In the final essay, “Xenophon’s Cyropaedia: disfiguring the pedagogical state,” Yun Lee Too dissents from the conventional interpretation of Cyrus the Great’s Persian education as an ideal pedagogy. On the contrary, she argues, a strong critique of Cyrus’ education runs through the entire work. Key moments in the narrative of the king’s upbringing in Media, such as Cyrus’ appreciation of make-up and Median clothing, underline the luxurious and effeminizing effect of life at his grandfather’s court: Too traces the problematic emergence of those effects throughout Cyrus’ reign. The essay has much to say on the important theme of appearance versus reality (293ff.), the distinction between which is a crucial aspect of pedagogy, though I was left eager to hear more of Too’s thoughts on the complexity of Xenophon’s response (which in my view is quite positive) to Cyrus’ consciously theatrical manipulation of his military and economic power. But she clarifies much of the ideological and political tension in Xenophon’s analysis of Persian education and persuasively accounts for the Cyropaedia’s surprisingly pessimistic coda (286-88).

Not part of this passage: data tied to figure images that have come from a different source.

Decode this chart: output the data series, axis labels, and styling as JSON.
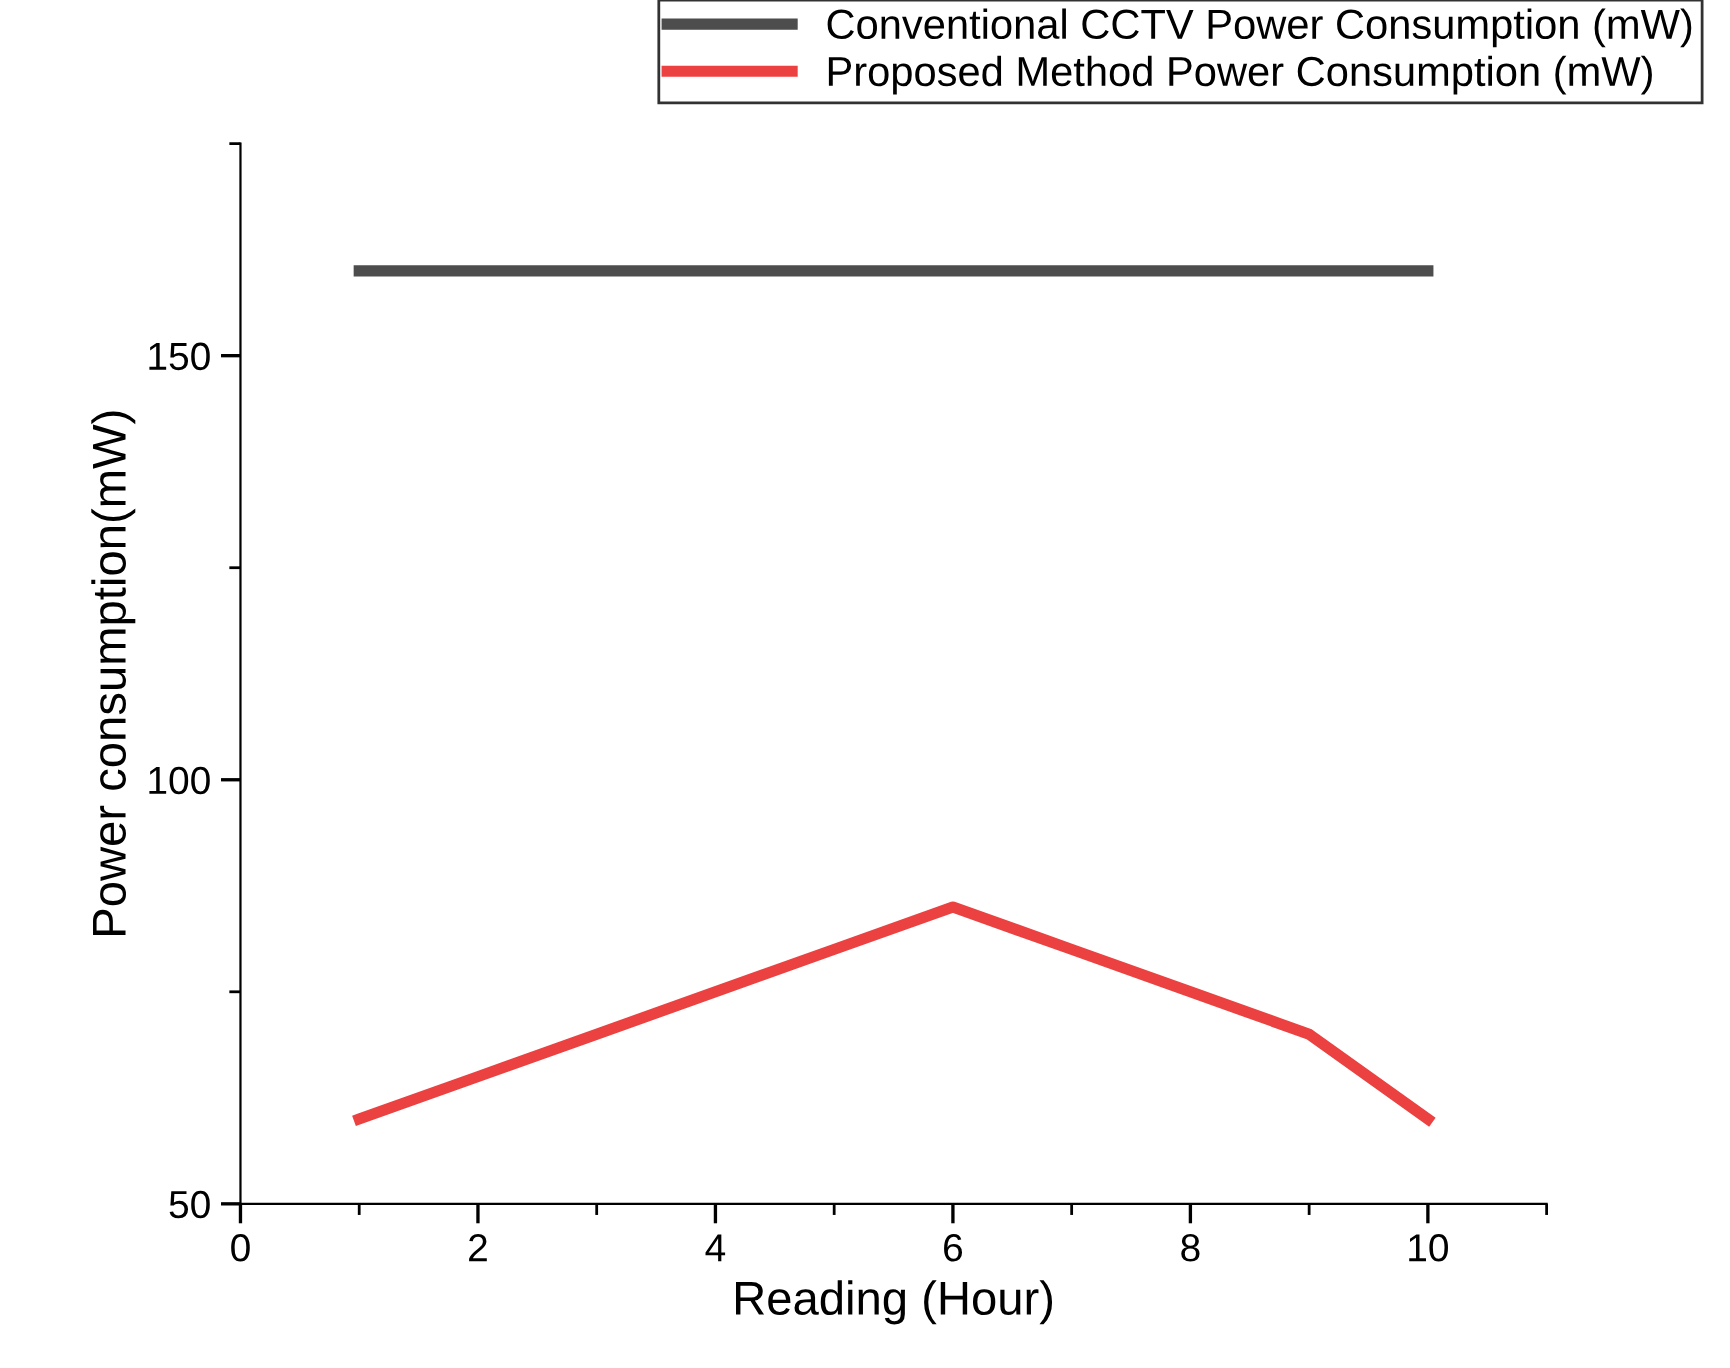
{
  "chart_data": {
    "type": "line",
    "xlabel": "Reading (Hour)",
    "ylabel": "Power consumption(mW)",
    "xlim": [
      0,
      11
    ],
    "xticks": [
      0,
      2,
      4,
      6,
      8,
      10
    ],
    "ylim": [
      50,
      175
    ],
    "yticks": [
      50,
      100,
      150
    ],
    "grid": false,
    "legend": "top right",
    "marker": "none",
    "line_style": "solid",
    "series": [
      {
        "name": "Conventional CCTV Power Consumption (mW)",
        "color": "#4d4d4d",
        "x": [
          1,
          2,
          3,
          4,
          5,
          6,
          7,
          8,
          9,
          10
        ],
        "values": [
          160,
          160,
          160,
          160,
          160,
          160,
          160,
          160,
          160,
          160
        ]
      },
      {
        "name": "Proposed Method Power Consumption (mW)",
        "color": "#ec4141",
        "x": [
          1,
          2,
          3,
          4,
          5,
          6,
          7,
          8,
          9,
          10
        ],
        "values": [
          60,
          65,
          70,
          75,
          80,
          85,
          80,
          75,
          70,
          60
        ]
      }
    ]
  }
}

To conclude: contemporary teachers of classics are likely to be particularly intrigued by the interrogations in several chapters of the tension between the valorization of order and reason in many prominent strands of ancient experience (and especially characteristic of its pedagogies) and the diverting idiosyncrasies manifested in the personalities of those who spend their lives in the active transmission of classical knowledge. The almost inhumanly consistent style of Isocrates (Livingstone), Quintilian’s dismissal of contemporary politics (Morgan), Dio Chrysostom’s tireless habit of self-invention (Whitmarsh), Byzantine scholars’ violent feuds over Plato and Aristotle (Agapitos), the quirky regionalisms of Tudor scholarship (Boutcher) and the unique language of an Victorian schoolmaster (Stray) are never written off as pure eccentricities, but given the proper historical contextualization and politically acute analysis that they deserve. The entire collection is an example of impressive interdisciplinary scholarship, deserving of study by scholars in History, English and other language studies as well as Classics. It should stand as proof against those who would put Classics to use in conservative efforts to retrench in the face of contemporary studies in pedagogy, gender, class and national identity.

Notes

1. Henry Adams, The Education of Henry Adams (New York 1918/1996), pp. 90-91.

2. Greil Marcus, “History Lesson,” in The Dustbin of History (London 1995), p. 27.

3. Augustine provides evidence that teachers could fear their students, as well as the other way round: “But now I realized that there were difficulties in Rome with which I had not had to contend in Africa. True enough, I found that there was no rioting by young hooligans, but I was told that at any moment a number of students would plot together to avoid paying the master his fees, and would transfer in a body to another. They were quite unscrupulous … there was hatred for them in my heart” ( Conf. 5.12).

4. See, for example, David Halperin, “Why is Diotima a Woman?” in Before Sexuality (Princeton 1990).

5. Classicists should read this essay alongside recent studies of the spread of Roman culture via pedagogy in Robert A. Kaster, Guardians of Language (Berkeley 1988); W. Martin Bloomer, Latinity and Literary Society at Rome (Philadelphia 1997); and G. Woolf, “Becoming Roman, Staying Greek: Culture, Identity, and the Civilizing Process in the Roman East,” PCPS 40 (1990): 116-143, 116-43.

6. For an example of this approach, see Simon Swain, Hellenism and Empire (Oxford 1996), pp. 71-72.